À ce jour, aucune saisine du déontologue de l’Assemblée n’a été officiellement annoncée. Mais les appels à enquêter se multiplient. Si une violation du Code est établie, Delogu pourrait recevoir un rappel à l’ordre, une sanction financière, ou même une exclusion temporaire des travaux parlementaires.
Dans les couloirs de l’Assemblée, certains espèrent que l’affaire s’éteindra avec l’été. D’autres y voient le début d’un débat plus large sur la relation entre élus et communication personnelle, à l’ère des réseaux sociaux.
Une affaire symptomatique de notre époque
Ce que révèle surtout la polémique autour de Delogu, c’est la fragilité de la frontière entre sphère privée et engagement public, entre parole spontanée et message politique. À l’heure où chaque geste est enregistré, diffusé, analysé, même un simple “merci” peut avoir des répercussions politiques majeures.
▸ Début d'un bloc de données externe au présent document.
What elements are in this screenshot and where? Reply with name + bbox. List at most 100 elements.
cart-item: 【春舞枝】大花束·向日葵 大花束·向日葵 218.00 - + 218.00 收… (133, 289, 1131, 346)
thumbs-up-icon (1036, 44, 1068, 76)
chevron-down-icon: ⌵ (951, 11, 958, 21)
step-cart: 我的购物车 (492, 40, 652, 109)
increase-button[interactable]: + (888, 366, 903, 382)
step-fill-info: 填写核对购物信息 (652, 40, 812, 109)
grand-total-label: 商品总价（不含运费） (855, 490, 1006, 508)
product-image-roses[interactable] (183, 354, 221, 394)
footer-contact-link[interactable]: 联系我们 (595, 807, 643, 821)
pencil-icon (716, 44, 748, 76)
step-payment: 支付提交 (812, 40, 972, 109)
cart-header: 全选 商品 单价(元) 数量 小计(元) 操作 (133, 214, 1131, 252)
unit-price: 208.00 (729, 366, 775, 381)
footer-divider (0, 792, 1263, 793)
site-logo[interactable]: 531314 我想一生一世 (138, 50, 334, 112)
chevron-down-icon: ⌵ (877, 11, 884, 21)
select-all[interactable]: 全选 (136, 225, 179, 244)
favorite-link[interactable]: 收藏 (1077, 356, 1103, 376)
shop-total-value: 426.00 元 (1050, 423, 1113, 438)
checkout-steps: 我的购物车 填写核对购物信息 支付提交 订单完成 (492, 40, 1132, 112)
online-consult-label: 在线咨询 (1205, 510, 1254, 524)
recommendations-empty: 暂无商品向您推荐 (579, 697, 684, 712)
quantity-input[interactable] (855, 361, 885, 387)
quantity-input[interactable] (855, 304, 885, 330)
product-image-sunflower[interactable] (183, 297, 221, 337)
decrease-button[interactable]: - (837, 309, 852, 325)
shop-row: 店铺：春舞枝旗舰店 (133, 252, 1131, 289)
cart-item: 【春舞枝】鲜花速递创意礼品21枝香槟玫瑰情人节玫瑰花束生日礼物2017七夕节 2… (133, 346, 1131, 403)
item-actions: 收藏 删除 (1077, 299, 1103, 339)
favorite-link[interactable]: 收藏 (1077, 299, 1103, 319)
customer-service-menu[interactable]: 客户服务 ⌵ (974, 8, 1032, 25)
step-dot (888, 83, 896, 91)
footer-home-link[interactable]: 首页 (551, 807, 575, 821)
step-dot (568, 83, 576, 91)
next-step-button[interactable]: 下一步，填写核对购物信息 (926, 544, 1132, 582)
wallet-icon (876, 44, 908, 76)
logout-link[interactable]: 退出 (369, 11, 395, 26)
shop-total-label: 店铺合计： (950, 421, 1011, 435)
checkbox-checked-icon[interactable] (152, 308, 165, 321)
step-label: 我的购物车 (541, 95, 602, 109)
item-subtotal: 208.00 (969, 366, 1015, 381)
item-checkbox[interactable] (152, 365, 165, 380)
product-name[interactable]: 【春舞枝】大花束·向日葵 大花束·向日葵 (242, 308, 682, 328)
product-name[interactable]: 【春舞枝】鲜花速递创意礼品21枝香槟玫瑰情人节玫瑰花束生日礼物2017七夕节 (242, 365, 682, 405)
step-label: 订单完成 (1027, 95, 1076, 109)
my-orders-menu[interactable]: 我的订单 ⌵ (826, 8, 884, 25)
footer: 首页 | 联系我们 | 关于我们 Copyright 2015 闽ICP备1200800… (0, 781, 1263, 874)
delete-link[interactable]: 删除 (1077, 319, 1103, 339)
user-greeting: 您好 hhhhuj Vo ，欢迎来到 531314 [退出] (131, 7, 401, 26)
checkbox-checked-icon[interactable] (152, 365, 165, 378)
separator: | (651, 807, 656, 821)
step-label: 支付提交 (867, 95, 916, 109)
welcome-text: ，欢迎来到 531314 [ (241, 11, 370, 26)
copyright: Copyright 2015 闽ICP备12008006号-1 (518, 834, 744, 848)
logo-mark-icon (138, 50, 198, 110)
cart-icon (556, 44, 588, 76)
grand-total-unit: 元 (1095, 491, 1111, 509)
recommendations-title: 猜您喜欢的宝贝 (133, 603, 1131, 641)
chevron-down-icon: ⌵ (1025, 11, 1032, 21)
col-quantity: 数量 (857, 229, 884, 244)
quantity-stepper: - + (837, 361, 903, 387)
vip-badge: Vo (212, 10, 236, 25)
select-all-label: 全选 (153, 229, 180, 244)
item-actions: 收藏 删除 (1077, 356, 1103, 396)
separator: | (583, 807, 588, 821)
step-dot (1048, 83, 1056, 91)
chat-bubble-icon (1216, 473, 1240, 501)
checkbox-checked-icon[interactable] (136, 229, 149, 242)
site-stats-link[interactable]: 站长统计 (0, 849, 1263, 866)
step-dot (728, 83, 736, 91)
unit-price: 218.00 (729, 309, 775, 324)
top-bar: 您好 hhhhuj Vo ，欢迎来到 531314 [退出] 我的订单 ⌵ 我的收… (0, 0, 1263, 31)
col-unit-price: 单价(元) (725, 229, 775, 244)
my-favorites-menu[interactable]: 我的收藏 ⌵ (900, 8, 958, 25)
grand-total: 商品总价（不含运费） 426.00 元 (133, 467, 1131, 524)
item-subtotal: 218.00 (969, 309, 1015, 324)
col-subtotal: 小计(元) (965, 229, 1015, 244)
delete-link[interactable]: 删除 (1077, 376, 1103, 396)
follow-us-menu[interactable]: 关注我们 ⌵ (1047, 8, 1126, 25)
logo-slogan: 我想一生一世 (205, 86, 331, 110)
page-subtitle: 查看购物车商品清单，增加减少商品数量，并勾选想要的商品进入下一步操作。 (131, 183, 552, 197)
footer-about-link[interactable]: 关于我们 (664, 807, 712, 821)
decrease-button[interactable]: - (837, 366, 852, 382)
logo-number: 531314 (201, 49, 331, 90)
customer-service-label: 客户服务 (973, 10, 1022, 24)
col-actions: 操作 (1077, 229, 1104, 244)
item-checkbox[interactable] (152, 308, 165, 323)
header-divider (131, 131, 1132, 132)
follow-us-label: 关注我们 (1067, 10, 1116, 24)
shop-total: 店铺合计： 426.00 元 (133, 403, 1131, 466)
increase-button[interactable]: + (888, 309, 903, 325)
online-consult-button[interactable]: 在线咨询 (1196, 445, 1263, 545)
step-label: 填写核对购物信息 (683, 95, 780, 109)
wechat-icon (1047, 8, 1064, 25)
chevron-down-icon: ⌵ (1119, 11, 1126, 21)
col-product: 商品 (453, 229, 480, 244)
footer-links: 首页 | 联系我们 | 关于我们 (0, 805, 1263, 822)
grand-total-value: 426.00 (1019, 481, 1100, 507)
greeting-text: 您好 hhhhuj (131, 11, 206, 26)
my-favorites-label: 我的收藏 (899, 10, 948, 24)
Et pour un élu comme Sébastien Delogu, à la fois libre, clivant, charismatique et engagé, il devient clair que le moindre mot peut se transformer en fusible. Dans une époque où les écrans font la loi, la sincérité ne suffit plus à se protéger du soupçon.
Quand la sincérité d’un élu devient une affaire d’État
Un voyage familial. Un message de remerciement. Une vidéo partagée par erreur. Et un député désormais pris dans la spirale médiatique.
L’affaire Delogu interroge. Elle interroge sur les limites de la fonction de député, sur la responsabilité dans la parole publique, mais aussi sur la tentation de surveiller chaque instant de la vie d’un élu, même les plus anodins.
Ce que Sébastien Delogu voulait adresser comme un “merci” à des hôtes algériens bienveillants est devenu une leçon politique en temps réel, où la transparence absolue finit parfois par se heurter à sa propre incohérence.